The literature on this subject is boundless but, in general, is rather dated by now. The studies underline the charitable functions and the social and economic benefits of the public granaries in the early modern society. They saw in these granaries a tool of social and economic empowerment of the peasants and of the moralisation of the popular classes. Also, they defined them as a way to limit the typical subsistence crises of the ancien régime and to control de prices of the cereal since the granaries worked against the usury and limit the speculation on the grains market. In the second half of the 20th century, the attention on the Spanish granaries was essentially linked with its credit character. They became a precursor of the welfare state or a model of the micro credit for the rural society. But we can also think about them as seeds banks before the concept even existed.
What about the effect on cereal variety?
We don’t have a lot of data about the varieties of cereals stored in that granaries, but, as pointed out by James C. Scott, the wheat was the product protected by the State and local administrations: it was destined and linked to certain political and social groups.
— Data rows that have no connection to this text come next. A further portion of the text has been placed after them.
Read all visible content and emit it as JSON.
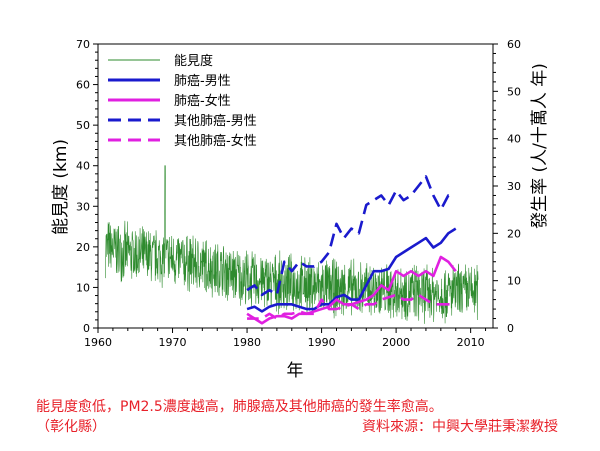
{
  "chart_data": {
    "type": "line",
    "x_axis": {
      "label": "年",
      "range": [
        1960,
        2013
      ],
      "ticks": [
        "1960",
        "1970",
        "1980",
        "1990",
        "2000",
        "2010"
      ]
    },
    "y_left": {
      "label": "能見度 (km)",
      "range": [
        0,
        70
      ],
      "ticks": [
        "0",
        "10",
        "20",
        "30",
        "40",
        "50",
        "60",
        "70"
      ]
    },
    "y_right": {
      "label": "發生率 (人/十萬人 年)",
      "range": [
        0,
        60
      ],
      "ticks": [
        "0",
        "10",
        "20",
        "30",
        "40",
        "50",
        "60"
      ]
    },
    "legend": [
      {
        "label": "能見度",
        "color": "#2e8b2e",
        "style": "thin-solid"
      },
      {
        "label": "肺癌-男性",
        "color": "#1a1acd",
        "style": "solid"
      },
      {
        "label": "肺癌-女性",
        "color": "#e020e0",
        "style": "solid"
      },
      {
        "label": "其他肺癌-男性",
        "color": "#1a1acd",
        "style": "dashed"
      },
      {
        "label": "其他肺癌-女性",
        "color": "#e020e0",
        "style": "dashed"
      }
    ],
    "series": [
      {
        "name": "能見度",
        "axis": "left",
        "color": "#2e8b2e",
        "x_start": 1961,
        "x_end": 2011,
        "yearly_mean": [
          [
            1961,
            20
          ],
          [
            1965,
            18
          ],
          [
            1970,
            17
          ],
          [
            1975,
            15
          ],
          [
            1980,
            12
          ],
          [
            1985,
            11
          ],
          [
            1990,
            10
          ],
          [
            1995,
            9.5
          ],
          [
            2000,
            9
          ],
          [
            2005,
            8.5
          ],
          [
            2011,
            9
          ]
        ],
        "spread": 8,
        "peak": [
          1969,
          40
        ]
      },
      {
        "name": "肺癌-男性",
        "axis": "right",
        "color": "#1a1acd",
        "x": [
          1980,
          1981,
          1982,
          1983,
          1984,
          1985,
          1986,
          1987,
          1988,
          1989,
          1990,
          1991,
          1992,
          1993,
          1994,
          1995,
          1996,
          1997,
          1998,
          1999,
          2000,
          2001,
          2002,
          2003,
          2004,
          2005,
          2006,
          2007,
          2008
        ],
        "y": [
          4,
          4.5,
          3.5,
          4.5,
          5,
          5,
          5,
          4.5,
          4,
          4,
          5,
          5,
          6.5,
          7,
          6,
          6,
          9,
          12,
          12,
          12.5,
          15,
          16,
          17,
          18,
          19,
          17,
          18,
          20,
          21
        ]
      },
      {
        "name": "肺癌-女性",
        "axis": "right",
        "color": "#e020e0",
        "x": [
          1980,
          1981,
          1982,
          1983,
          1984,
          1985,
          1986,
          1987,
          1988,
          1989,
          1990,
          1991,
          1992,
          1993,
          1994,
          1995,
          1996,
          1997,
          1998,
          1999,
          2000,
          2001,
          2002,
          2003,
          2004,
          2005,
          2006,
          2007,
          2008
        ],
        "y": [
          2,
          2,
          1,
          2,
          2.5,
          2.5,
          2,
          3,
          3,
          3.5,
          4,
          4.5,
          6,
          5,
          5,
          5.5,
          6,
          7,
          9,
          8,
          12,
          11,
          12,
          11,
          12,
          11,
          15,
          14,
          12
        ]
      },
      {
        "name": "其他肺癌-男性",
        "axis": "right",
        "color": "#1a1acd",
        "x": [
          1980,
          1981,
          1982,
          1983,
          1984,
          1985,
          1986,
          1987,
          1988,
          1989,
          1990,
          1991,
          1992,
          1993,
          1994,
          1995,
          1996,
          1997,
          1998,
          1999,
          2000,
          2001,
          2002,
          2003,
          2004,
          2005,
          2006,
          2007,
          2008
        ],
        "y": [
          8,
          9,
          7,
          8,
          7,
          14,
          12,
          14,
          13,
          13,
          14,
          16,
          22,
          19,
          21,
          20,
          26,
          27,
          28,
          26,
          29,
          27,
          28,
          30,
          32,
          28,
          25,
          28,
          28
        ]
      },
      {
        "name": "其他肺癌-女性",
        "axis": "right",
        "color": "#e020e0",
        "x": [
          1980,
          1981,
          1982,
          1983,
          1984,
          1985,
          1986,
          1987,
          1988,
          1989,
          1990,
          1991,
          1992,
          1993,
          1994,
          1995,
          1996,
          1997,
          1998,
          1999,
          2000,
          2001,
          2002,
          2003,
          2004,
          2005,
          2006,
          2007,
          2008
        ],
        "y": [
          3,
          2,
          2,
          3,
          2,
          3,
          3,
          3.5,
          3,
          3,
          6,
          4,
          4,
          4.5,
          5,
          4,
          5,
          5,
          6,
          6.5,
          7,
          6,
          6,
          7,
          6,
          5,
          5,
          5,
          5
        ]
      }
    ]
  },
  "caption": {
    "line1_part1": "能見度愈低，",
    "line1_pm": "PM2.5",
    "line1_part2": "濃度越高，肺腺癌及其他肺癌的發生率愈高。",
    "line2_region": "（彰化縣）",
    "line2_source": "資料來源：中興大學莊秉潔教授"
  }
}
The cereal production increased when there were institutional conditions that encouraged it. In the case of rice and maize, for example, the pósitos did not stimulate the spread of these cereals. Furthermore, viticulture, horticulture and olive growing did not fit into the logic of the public granaries. Some studies even show that they did not help the wheat production. Actually, not always the existence of pósitos coincide with the cereal production, such as in Murcia o Valencia (See the graphic below). For this reason, the legislation of the 20th century sought to convert the funds into money, and granaries into credit bank.
Showing the first hypothesis of this research at the Lisbon Economic History Seminars on November 26, 2019 (ICS – U.Lisboa).
Our first hypothesis is that little pósitos did not afford the best condition to store grains that may guarantee a good harvest. In addition, according to the local and government reports, the institutions were corrupted and the local elite took advantage of their funds. Another hypothesis may be that the public granaries worked as a selector of the most productive variety. Since they expected some interest income, they must offer a good quality of the seeds to enable a productive harvest. Each local granary intervened in a larger space than municipal boundaries. They could buy the seeds from other regions, to sell later to the village’s users. It means that the public granaries increased the movements of the cereals in the Peninsula. Each year the variety of the wheat cultivated in one area could change, since it arrived from other regions or even from other countries. Finally, with a deeper interdisciplinary study, the ReSEED project may help to understand if the granaries contribute more to mix the seeds up or to uniform the crops.